骨笛交給容櫻。
孤絕無相忽又道:“你的’心語散‘效果極佳,思過寨的穆小青受此’心語散‘作用,已完全為本座操縱擺布,更藉此重創悟空老兒。
本座希望你不要心存他念,否則,本座會以你交與本座的’心語散‘對付你的兒子、情郎!”
容櫻臉色倏然大變!
※※※※※※※※※這是一個永不見天日的空間,空氣中彌漫着潮濕腐朽的氣息。
在這一片黑暗之中,所能感受到的,除了死寂,還是死寂。
在沒有盡頭的黑暗中,時間便變得毫無意義。
不知何時,遠處響起了低沉的轟鳴聲,似是有什麼巨大的物體在移動,過了一陣子,有腳步聲響起,腳步聲漸漸向這邊接近。
忽地,一丈之外,突然出現了燈火。
燈火很暗,人影搖曳,想必是有人在經過曲曲折折的甬道後,走到這裡了。
黑暗中響起了鐐鍊與地面磨擦的“當當”聲,随即一個渾厚的聲音飄蕩開來:“幽求,本座曾說過要告訴你一個秘密,現在,是對你說這個秘密的時候了。
”
這充滿了自負和霸氣的聲音無疑是孤絕無相發出的。
隻聽他繼續道:“你可知與你一同被關押于此的人是何人嗎?不錯,他是幽蝕,是容櫻之子,這已是你所知道的,但你卻不知道,幽蝕同時還是你的兒子!”
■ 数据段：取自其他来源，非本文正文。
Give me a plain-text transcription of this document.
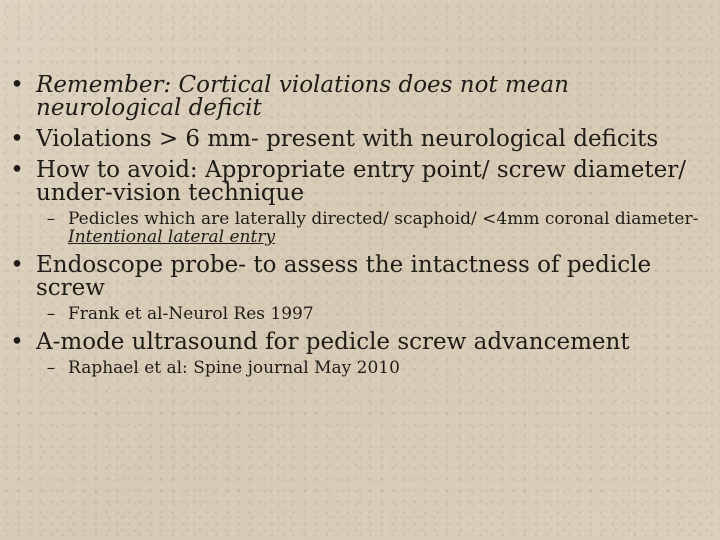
• Remember: Cortical violations does not mean neurological deficit
• Violations > 6 mm- present with neurological deficits
• How to avoid: Appropriate entry point/ screw diameter/ under-vision technique
– Pedicles which are laterally directed/ scaphoid/ <4mm coronal diameter- Intentional lateral entry
• Endoscope probe- to assess the intactness of pedicle screw
– Frank et al-Neurol Res 1997
• A-mode ultrasound for pedicle screw advancement
– Raphael et al: Spine journal May 2010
此刻,幽求正坐于這地下囚室的一個角落裡,他不但十指齊斷,左臂被斬,同時他全身的經脈亦已被孤絕無相震得寸斷,如今他已成了一個廢人。
他本已萬念俱灰,但孤絕無相此言仍是如同晴天霹靂,使他心神大震!
心神激蕩之餘,束縛他的鐵鍊枷鎖登時一陣亂響。
孤絕無相接着道:“當年幽無尊為了習練’劫魔道‘,根本不能接近女色,幽蝕又怎會是他的兒子?
容櫻曾以其他身分與你相見,于是便有了幽蝕。
你們父子二人在此團聚,也算是天意了,哈哈哈……”
他高大的身形在暈暗的燈光映射下,更顯雄魁,而他的臉卻隐于黑暗之中,這使他猶如一尊來自黑暗的邪惡之神。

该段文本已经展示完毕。